Career Story: Air Cargo Manager For A Major Airline

Air Cargo Manager For A Major Airline

Job Title: Cargo Manager

Type of Company: We are a passenger airline that carries cargo as well. We fly all over the globe.

Education: BA, Political Science and French, University of Western Ontario (London) •• MBA, York University (Toronto) ••

Previous Experience: I worked in passenger sales, marketing, new product development and customer service before moving into the cargo division.

Job Tasks: I have global responsibility for eight of United's top 20 cargo freight forwarders. I work directly with their corporate head offices as well as each of their regional headquarters in North America, Europe and Asia. I negotiate annual and quarterly sales incentives that cover both global and regional sales targets and are designed to develop a solid partnership for growth. As part of my relationship with their leadership team, I make a commitment to partner with United's local sales agents to visit and support their local sales offices worldwide. At a local freight forwarder office, I share information about United's overall financial strength, network coverage, new services and new products.

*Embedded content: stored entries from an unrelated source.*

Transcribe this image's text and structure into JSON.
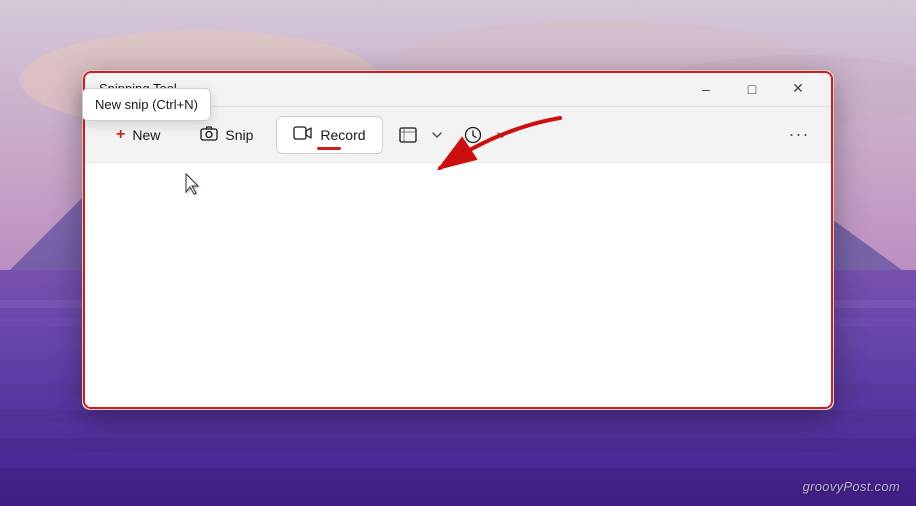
{
  "background": {
    "watermark": "groovyPost.com"
  },
  "window": {
    "title": "Snipping Tool",
    "titlebar": {
      "minimize_label": "–",
      "maximize_label": "□",
      "close_label": "✕"
    },
    "toolbar": {
      "new_label": "New",
      "snip_label": "Snip",
      "record_label": "Record",
      "new_icon": "+",
      "snip_icon": "📷",
      "record_icon": "📹"
    }
  },
  "tooltip": {
    "text": "New snip (Ctrl+N)"
  },
  "icons": {
    "screen_select": "☐",
    "chevron_down": "⌄",
    "history": "🕐",
    "more": "..."
  }
}
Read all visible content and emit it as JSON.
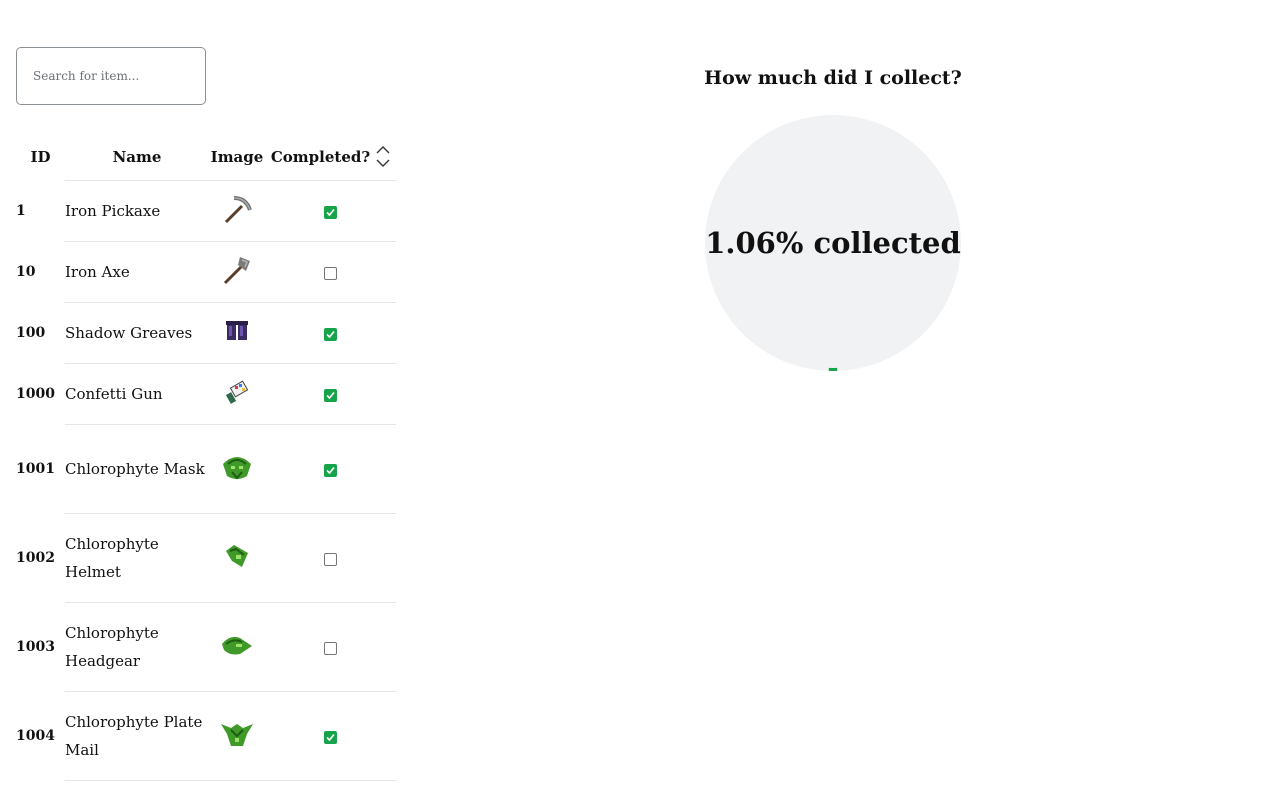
{
  "search": {
    "placeholder": "Search for item..."
  },
  "table": {
    "columns": {
      "id": "ID",
      "name": "Name",
      "image": "Image",
      "completed": "Completed?"
    },
    "rows": [
      {
        "id": "1",
        "name": "Iron Pickaxe",
        "icon": "iron-pickaxe-icon",
        "completed": true
      },
      {
        "id": "10",
        "name": "Iron Axe",
        "icon": "iron-axe-icon",
        "completed": false
      },
      {
        "id": "100",
        "name": "Shadow Greaves",
        "icon": "shadow-greaves-icon",
        "completed": true
      },
      {
        "id": "1000",
        "name": "Confetti Gun",
        "icon": "confetti-gun-icon",
        "completed": true
      },
      {
        "id": "1001",
        "name": "Chlorophyte Mask",
        "icon": "chlorophyte-mask-icon",
        "completed": true
      },
      {
        "id": "1002",
        "name": "Chlorophyte Helmet",
        "icon": "chlorophyte-helmet-icon",
        "completed": false
      },
      {
        "id": "1003",
        "name": "Chlorophyte Headgear",
        "icon": "chlorophyte-headgear-icon",
        "completed": false
      },
      {
        "id": "1004",
        "name": "Chlorophyte Plate Mail",
        "icon": "chlorophyte-plate-mail-icon",
        "completed": true
      }
    ]
  },
  "progress": {
    "title": "How much did I collect?",
    "label": "1.06% collected",
    "fraction": 0.0106,
    "colors": {
      "track": "#f1f2f4",
      "fill": "#16a34a"
    }
  },
  "colors": {
    "checked": "#16a34a"
  }
}
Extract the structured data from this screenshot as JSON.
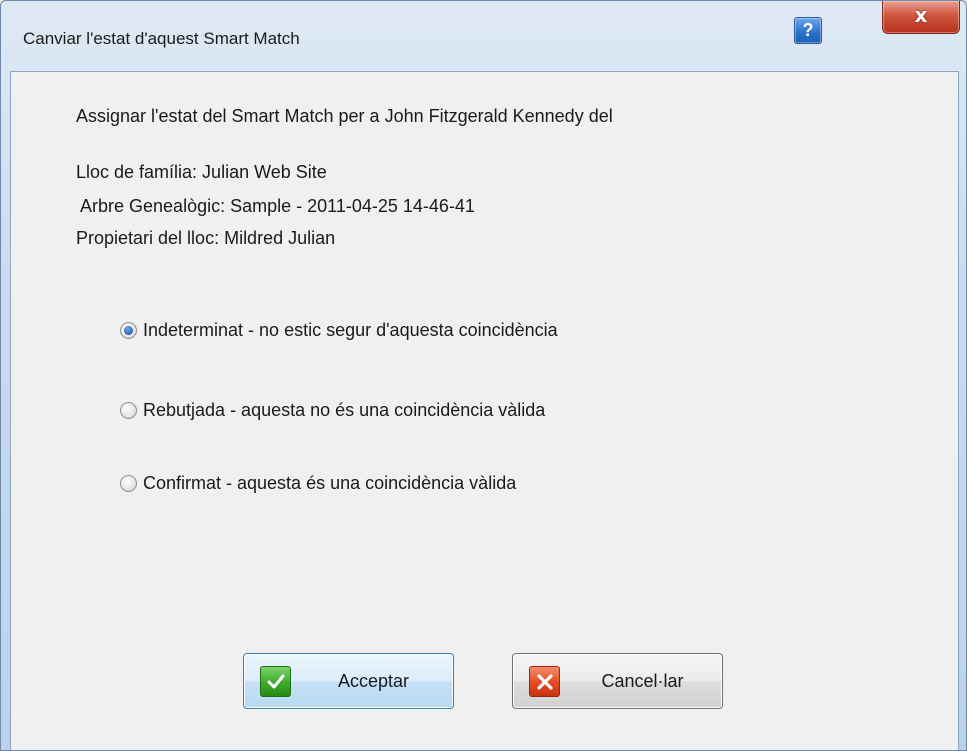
{
  "window": {
    "title": "Canviar l'estat d'aquest Smart Match",
    "help_label": "?",
    "close_label": "x"
  },
  "content": {
    "intro": "Assignar l'estat del Smart Match per a John Fitzgerald Kennedy del",
    "family_site": "Lloc de família: Julian Web Site",
    "family_tree": " Arbre Genealògic: Sample - 2011-04-25 14-46-41",
    "site_owner": "Propietari del lloc: Mildred Julian"
  },
  "options": [
    {
      "label": "Indeterminat - no estic segur d'aquesta coincidència",
      "checked": true
    },
    {
      "label": "Rebutjada - aquesta no és una coincidència vàlida",
      "checked": false
    },
    {
      "label": "Confirmat - aquesta és una coincidència vàlida",
      "checked": false
    }
  ],
  "buttons": {
    "ok_label": "Acceptar",
    "cancel_label": "Cancel·lar"
  },
  "icons": {
    "help": "help-icon",
    "close": "close-icon",
    "ok": "checkmark-icon",
    "cancel": "cross-icon"
  },
  "colors": {
    "ok_icon": "#3ea92c",
    "cancel_icon": "#e44a22",
    "help_button": "#2f74cf",
    "close_button": "#d0563f",
    "selected_radio": "#2a62b0"
  }
}
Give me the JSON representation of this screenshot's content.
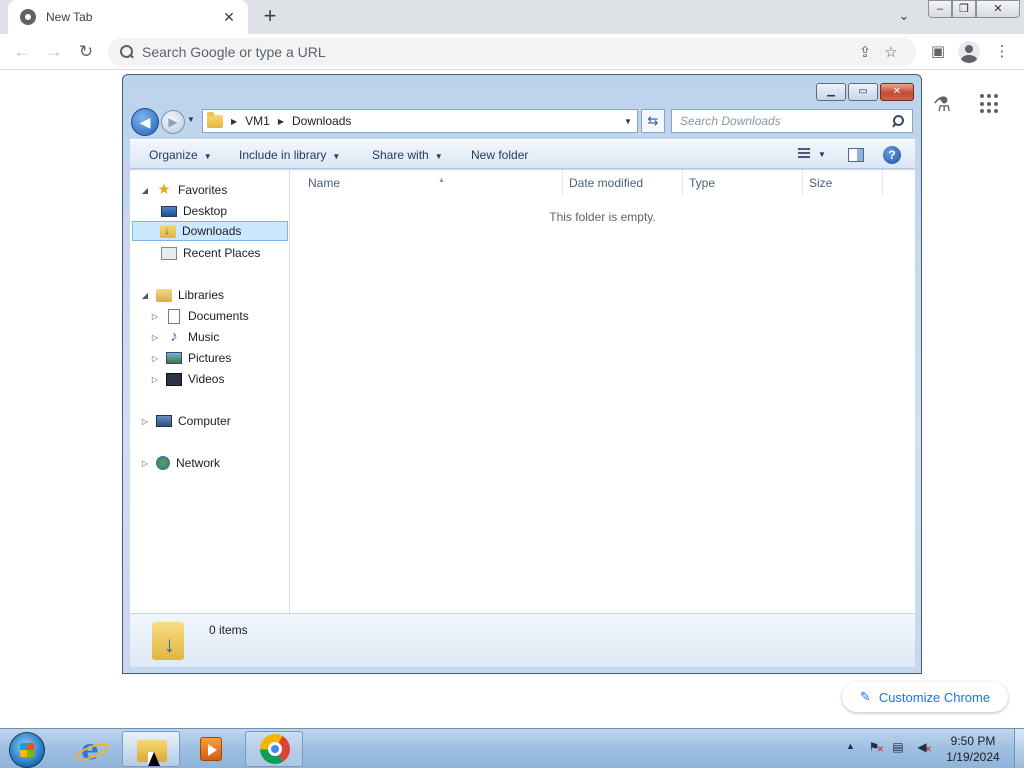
{
  "chrome": {
    "tab_title": "New Tab",
    "tab_close": "✕",
    "new_tab": "+",
    "tab_search": "⌄",
    "win_min": "‒",
    "win_max": "❐",
    "win_close": "✕",
    "omnibox_placeholder": "Search Google or type a URL",
    "back": "←",
    "forward": "→",
    "reload": "↻",
    "share": "⇪",
    "bookmark": "☆",
    "side_panel": "▣",
    "menu": "⋮",
    "labs": "⚗",
    "customize_label": "Customize Chrome",
    "pencil": "✎"
  },
  "explorer": {
    "breadcrumb": [
      "VM1",
      "Downloads"
    ],
    "search_placeholder": "Search Downloads",
    "commands": {
      "organize": "Organize",
      "include_in_library": "Include in library",
      "share_with": "Share with",
      "new_folder": "New folder"
    },
    "nav": {
      "favorites": "Favorites",
      "desktop": "Desktop",
      "downloads": "Downloads",
      "recent_places": "Recent Places",
      "libraries": "Libraries",
      "documents": "Documents",
      "music": "Music",
      "pictures": "Pictures",
      "videos": "Videos",
      "computer": "Computer",
      "network": "Network"
    },
    "columns": {
      "name": "Name",
      "date_modified": "Date modified",
      "type": "Type",
      "size": "Size"
    },
    "empty_message": "This folder is empty.",
    "item_count": "0 items"
  },
  "taskbar": {
    "time": "9:50 PM",
    "date": "1/19/2024"
  }
}
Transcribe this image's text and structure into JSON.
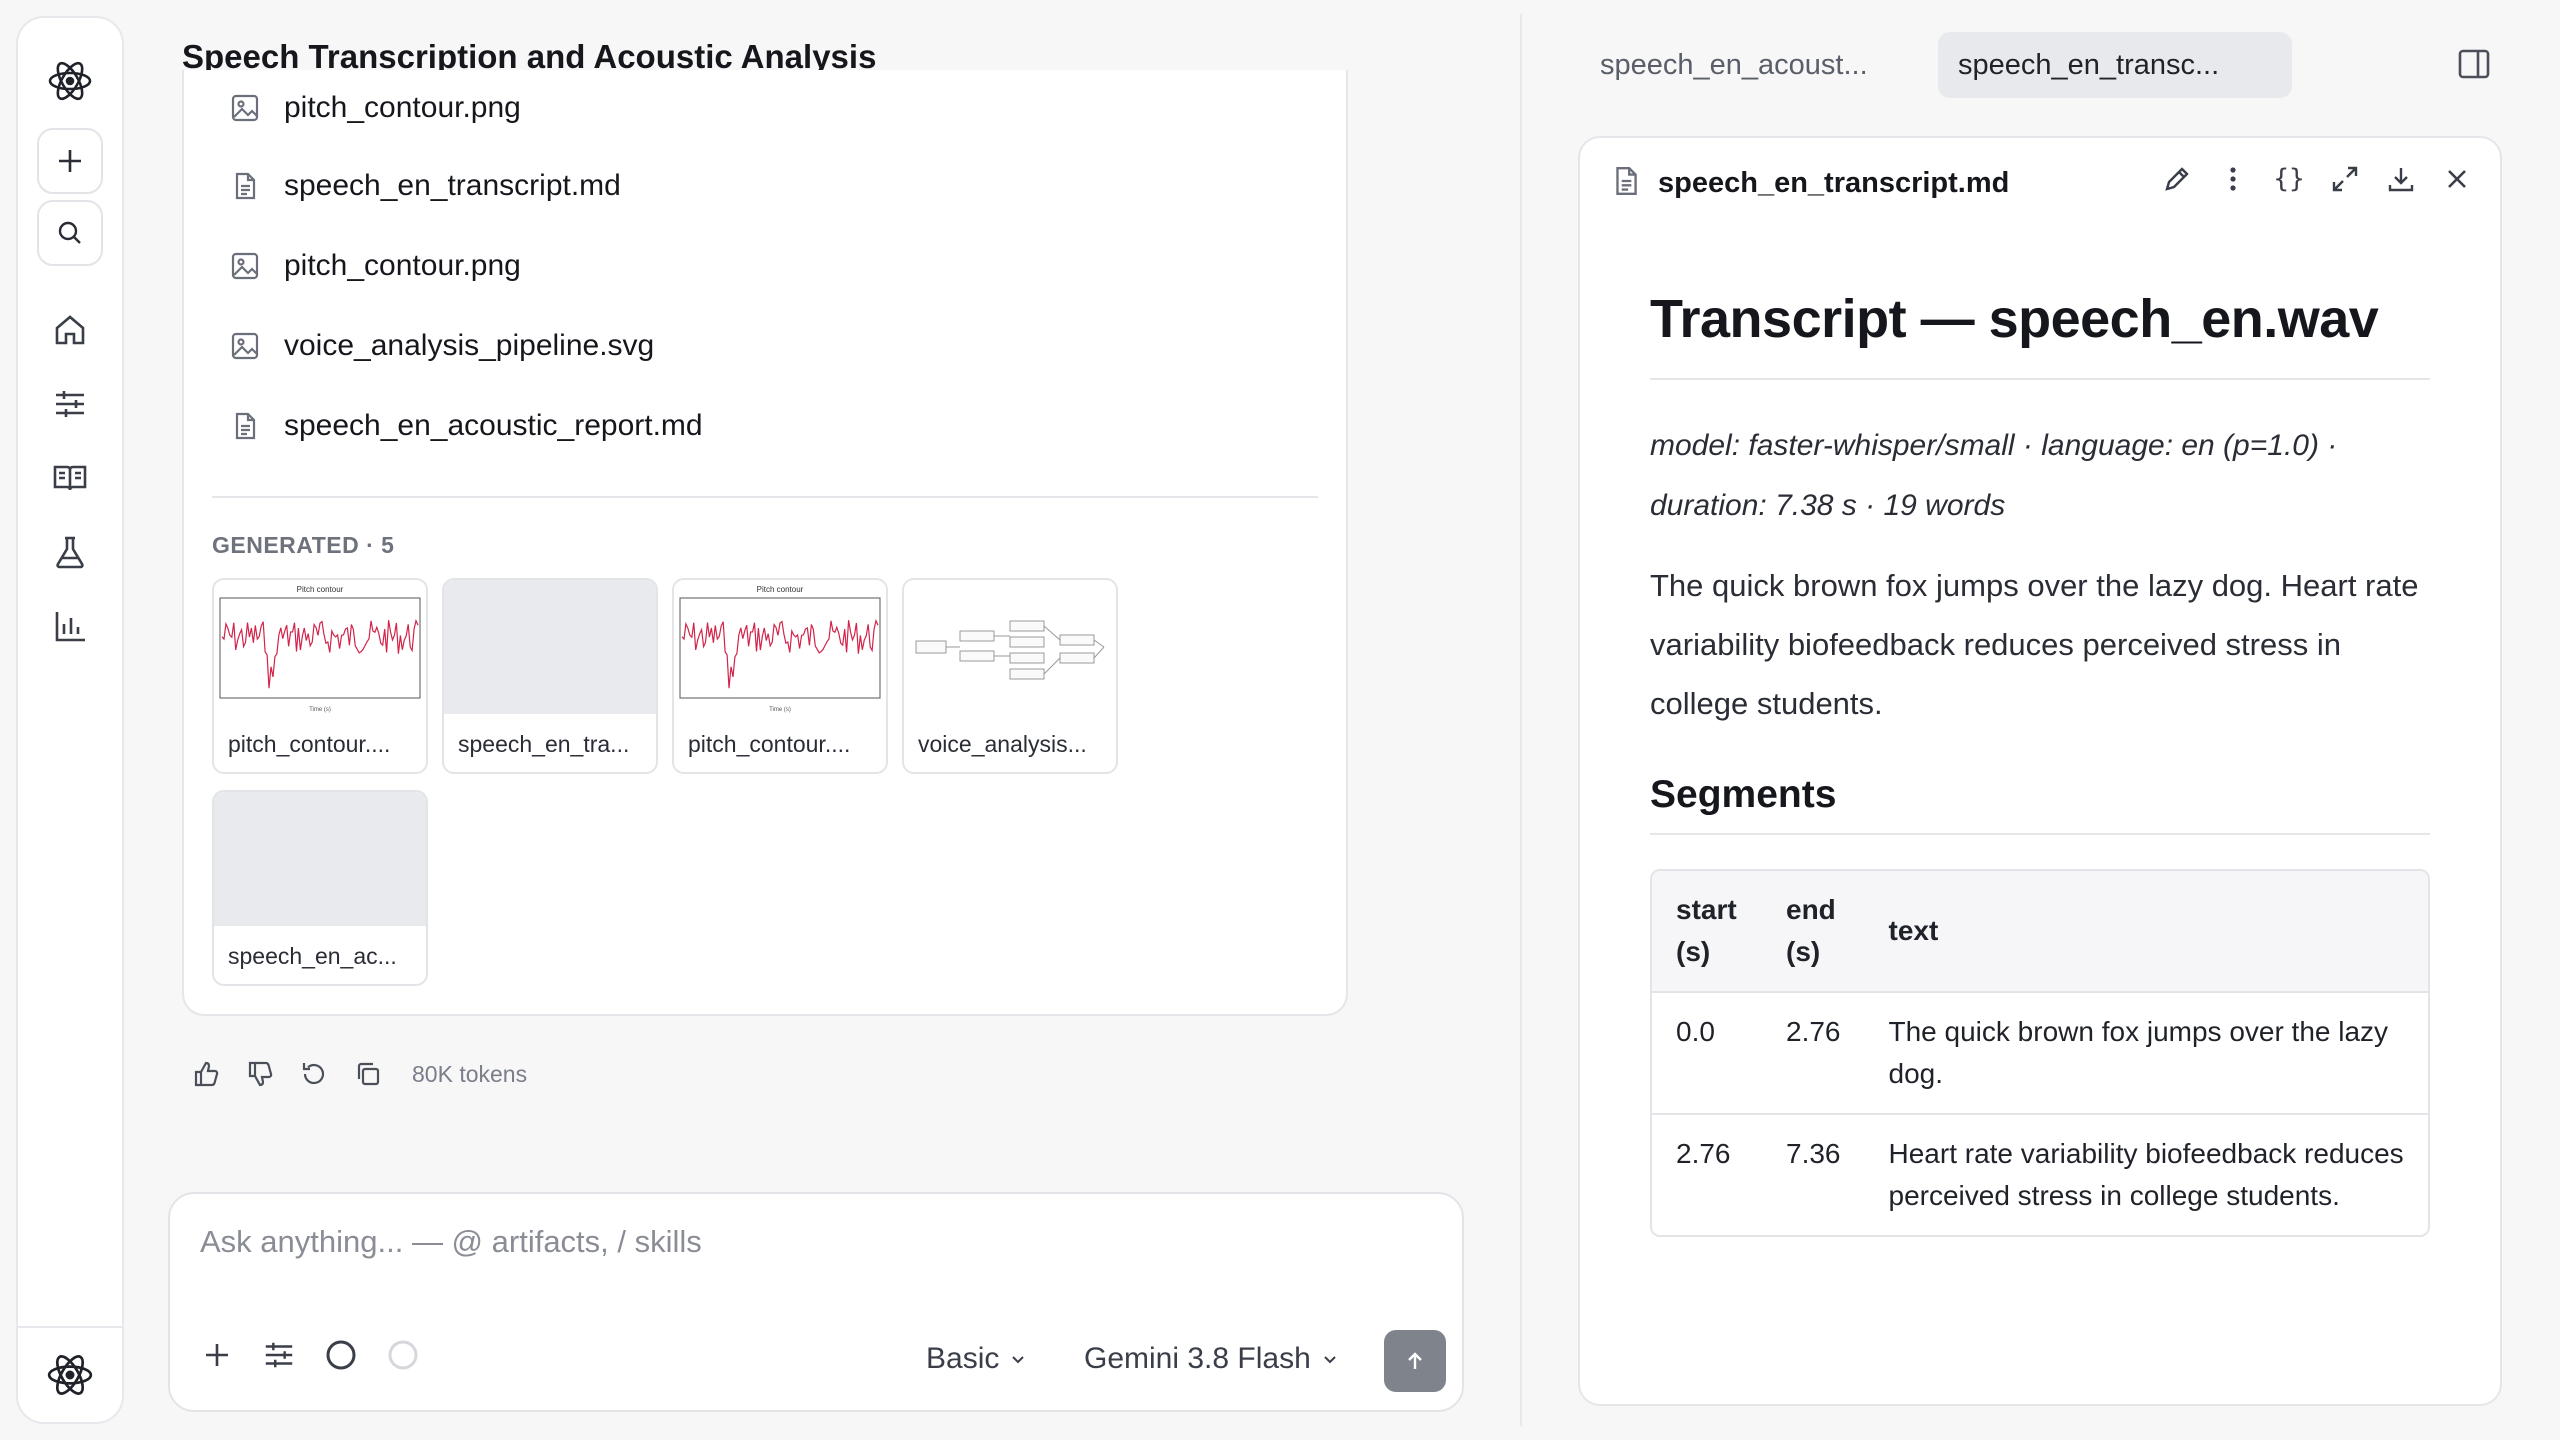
{
  "chat": {
    "title": "Speech Transcription and Acoustic Analysis",
    "files": [
      {
        "name": "pitch_contour.png",
        "icon": "image-icon"
      },
      {
        "name": "speech_en_transcript.md",
        "icon": "document-icon"
      },
      {
        "name": "pitch_contour.png",
        "icon": "image-icon"
      },
      {
        "name": "voice_analysis_pipeline.svg",
        "icon": "image-icon"
      },
      {
        "name": "speech_en_acoustic_report.md",
        "icon": "document-icon"
      }
    ],
    "generated_label": "GENERATED · 5",
    "thumbnails": [
      {
        "caption": "pitch_contour....",
        "kind": "chart",
        "chart_title": "Pitch contour",
        "axis_label": "Time (s)"
      },
      {
        "caption": "speech_en_tra...",
        "kind": "document"
      },
      {
        "caption": "pitch_contour....",
        "kind": "chart",
        "chart_title": "Pitch contour",
        "axis_label": "Time (s)"
      },
      {
        "caption": "voice_analysis...",
        "kind": "diagram"
      },
      {
        "caption": "speech_en_ac...",
        "kind": "document"
      }
    ],
    "tokens": "80K tokens"
  },
  "composer": {
    "placeholder": "Ask anything... — @ artifacts, / skills",
    "mode": "Basic",
    "model": "Gemini 3.8 Flash"
  },
  "tabs": [
    {
      "label": "speech_en_acoust...",
      "active": false
    },
    {
      "label": "speech_en_transc...",
      "active": true
    }
  ],
  "viewer": {
    "filename": "speech_en_transcript.md",
    "tools": [
      "pencil-icon",
      "more-icon",
      "code-icon",
      "expand-icon",
      "download-icon",
      "close-icon"
    ],
    "code_glyph": "{}",
    "heading": "Transcript — speech_en.wav",
    "meta_line1": "model: faster-whisper/small · language: en (p=1.0) ·",
    "meta_line2": "duration: 7.38 s · 19 words",
    "body": "The quick brown fox jumps over the lazy dog. Heart rate variability biofeedback reduces perceived stress in college students.",
    "segments_heading": "Segments",
    "table": {
      "headers": [
        "start (s)",
        "end (s)",
        "text"
      ],
      "rows": [
        [
          "0.0",
          "2.76",
          "The quick brown fox jumps over the lazy dog."
        ],
        [
          "2.76",
          "7.36",
          "Heart rate variability biofeedback reduces perceived stress in college students."
        ]
      ]
    }
  },
  "colors": {
    "accent_send": "#7f838c",
    "pitch_line": "#d2234a"
  }
}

I also give specific updates regarding the cargo division and answer any questions they have about United overall or the cargo division.

My travel schedule has me on the road throughout the US and the world about 60% of the time. I have a Blackberry and wireless computer connectivity that allow me to work from anywhere. During a typical day, I respond to service issues (lost/damaged freight), sales opportunities and availability and pricing issues. I also do a lot of analysis in order to provide tracking reports and performance summaries that are used to measure performance and identify additional opportunities. When traveling, I typically make 3-7 sales calls in a day and can be in a different city every day.

Best and Worst Parts of the Job: The best part of my job is meeting and working with people from all over the world. I speak five languages and enjoy being able to work with some of them in their own language.

The worst part of my job is waiting in airports for my next flight. The boarding areas are always noisy and congested.

Job Tips: Be persistent. There have been a lot of downsizing and layoffs so it can be difficult to even get an interview. If you specifically want to work in cargo, working for a freight forwarder is another way to gain experience and exposure to the right people. Some people begin in customer service or reservations and then try to move into the corporate environment. I would not advise taking this career route since you move from union to management pay structures and will never get to the pay scale you deserve. Better to get an MBA and get an internship to gain experience.

Additional Thoughts: If you do not like change, this is not the right business for you. It is a highly volatile industry that is affected by weather, health, political and economic conditions worldwide much more than most other businesses. But if you like a challenge, you will certainly find it in this industry.